Popkov gave her a crooked smile. ‘So I wanted a day in bed.’

‘You lazy Cossack,’ Lydia frowned. ‘Why do I bother scurrying around in the snow buying you medicine?’

She tossed him a half bottle of vodka and the dog galloped over to her, all paws and tongue. She pulled a brown paper bag from her pocket and gave Misty a fried pirozhok, one to Edik and one to Elena.

‘What are these?’ Elena asked with ill grace. ‘Goodbye presents?’

‘Maybe.’

‘Is it all arranged then?’ Popkov demanded at once, between great swigs from the bottle.

‘Yes.’

‘Tomorrow?’

‘Yes.’

‘I’ll be there.’

‘No you won’t!’ Lydia and Elena both said it in unison.

‘Anyway,’ Lydia added quickly, ‘you won’t be needed. Alexei is arranging everything and you know he’d rather have a rabid dog at his side than you.’

Popkov scowled, screwed the top back on the vodka bottle and hurled it across the room at Lydia. It banged against her hip and rolled unbroken to the floor. ‘I’m coming, damn you, girl. Jens Friis was my friend.’

Elena’s pale eyes glared at Lydia, who promptly picked up the bottle, marched over to the bed and smacked it against the bruise on Popkov’s cheek. ‘You just wait here, you brainless bear, and I’ll bring him to you.’


***

‘Alexei, I have a present for you.’

‘The only present I need is right here.’

He lifted Antonina’s hand and kissed the pale back of it. It was gloveless. She was still in shock at what she’d done, still prey to shivers and sobs, and the anguish in her dark eyes had not yet abated. Alexei knew only too well what it felt like to kill for the first time: a moment for ever seared into your brain. It never left you, but lingered, fretting at you until you learned to put it safe in a box and close the lid on it, as quietly as a coffin.
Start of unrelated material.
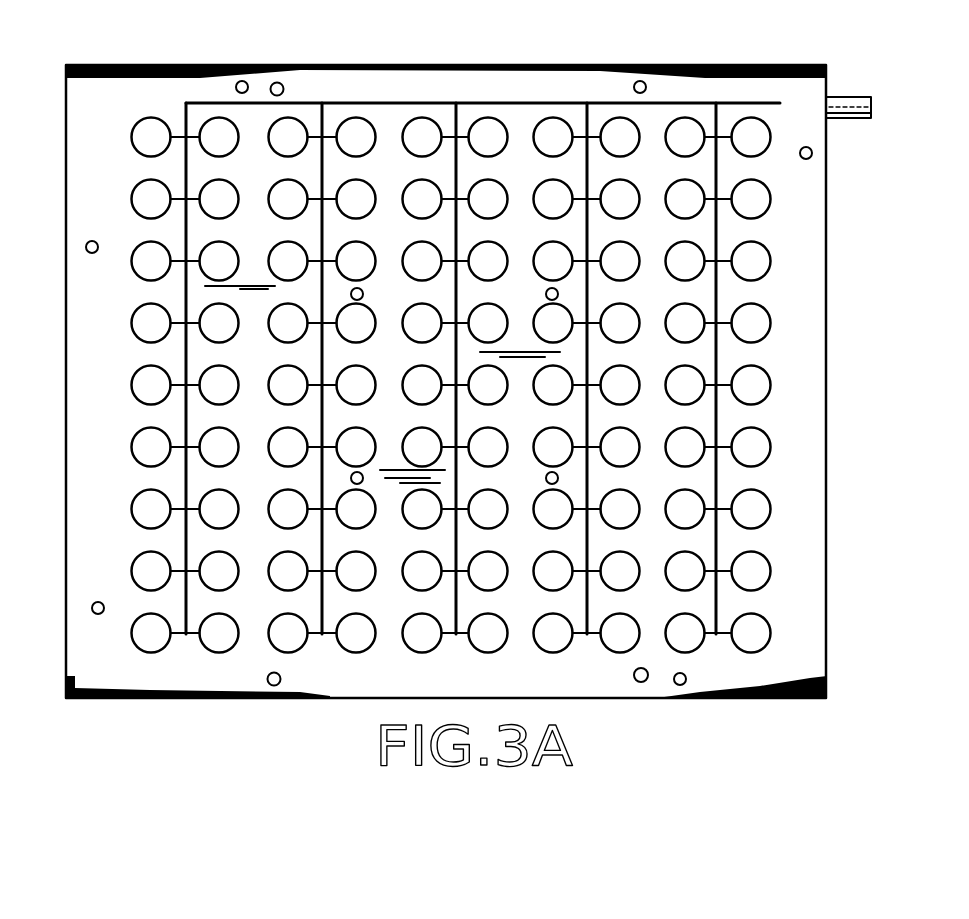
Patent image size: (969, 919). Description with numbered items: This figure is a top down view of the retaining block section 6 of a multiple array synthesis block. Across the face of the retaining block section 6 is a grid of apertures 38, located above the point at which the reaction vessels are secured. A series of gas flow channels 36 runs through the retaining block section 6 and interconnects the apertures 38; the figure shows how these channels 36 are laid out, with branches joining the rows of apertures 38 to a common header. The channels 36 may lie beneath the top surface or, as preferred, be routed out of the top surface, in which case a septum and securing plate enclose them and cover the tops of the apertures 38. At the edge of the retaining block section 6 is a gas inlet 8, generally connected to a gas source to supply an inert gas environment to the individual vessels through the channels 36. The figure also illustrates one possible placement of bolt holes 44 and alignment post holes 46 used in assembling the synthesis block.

‘Don’t stare at me,’ she said self-consciously, ‘I look hideous.’

‘No, you look lovely.’

He meant it, despite the swollen nose and the bruises. Since her husband’s death, there was something about her, something real and solid that hadn’t been there before. As if she was tentatively removing the fragile layers one by one.

‘Show me what it is,’ he said, ‘this present of yours.’

Antonina led him through the apartment to a closet at the far end of the hallway and threw open its doors with a flourish. He frowned at what was inside, surprised at first, then slowly he started to smile. On a brass rail hung a Red Army officer’s uniform.